I'm describing this all very badly. Typically I base my non-spoilery summaries on the first third of the book or thereabouts. If I did that in this case, I'd get into a lot of stuff with Adam's father and his brother and Cathy tormenting people in her hometown, which is all really rich backstory but has little to do with the actual events of the rest of the book. Sort of.
And throughout all of this, I haven't even mentioned Lee, who is simultaneously the best and worst character in the whole thing. He starts off as a racial caricature whose dialogue is rendered in horrifying fashion. He then ends up revealing a rich inner life. Unfortunately this does become a bit too rich eventually. I appreciate the presence of a Chinese-American character in a Very American novel like this, but I would've preferred just a touch more subtlety from Steinbeck here.

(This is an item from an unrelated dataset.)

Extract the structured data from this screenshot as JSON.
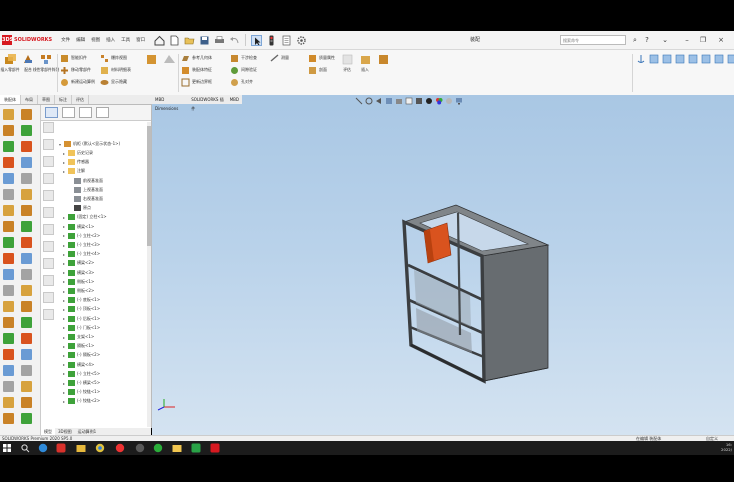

I really enjoyed the book, but found it hard to read very much of it at once, and I'm not exactly sure why. I would've preferred that it be chopped in two, perhaps a loose Salinas Valley duology. I recommend it, and I'm hoping that The Grapes of Wrath will be even better.
- - - - -
When two men live together they usually maintain a kind of shabby neatness out of incipient rage at each other.
- - - - -
Oh, strawberries don't taste as they used to and the thighs of women have lost their clutch!
- - - - -
In uncertainty I am certain that underneath their topmost layers of frailty men want to be good and want to be loved. Indeed, most of their vices are attempted short cuts to love. When a man comes to die, no matter what his talents and influence and genius, if he dies unloved his life must be a failure to him and his dying a cold horror. It seems to me that if you or I must choose between two courses of thought or action, we should remember our dying and try so to live that our death brings no pleasure to the world.
We have only one story. All novels, all poetry, are built on the neverending contest in ourselves of good and evil. And it occurs to me that evil must constantly respawn, while good, while virtue, is immortal. Vice has always a new fresh young face, while virtue is venerable as nothing else in the world is.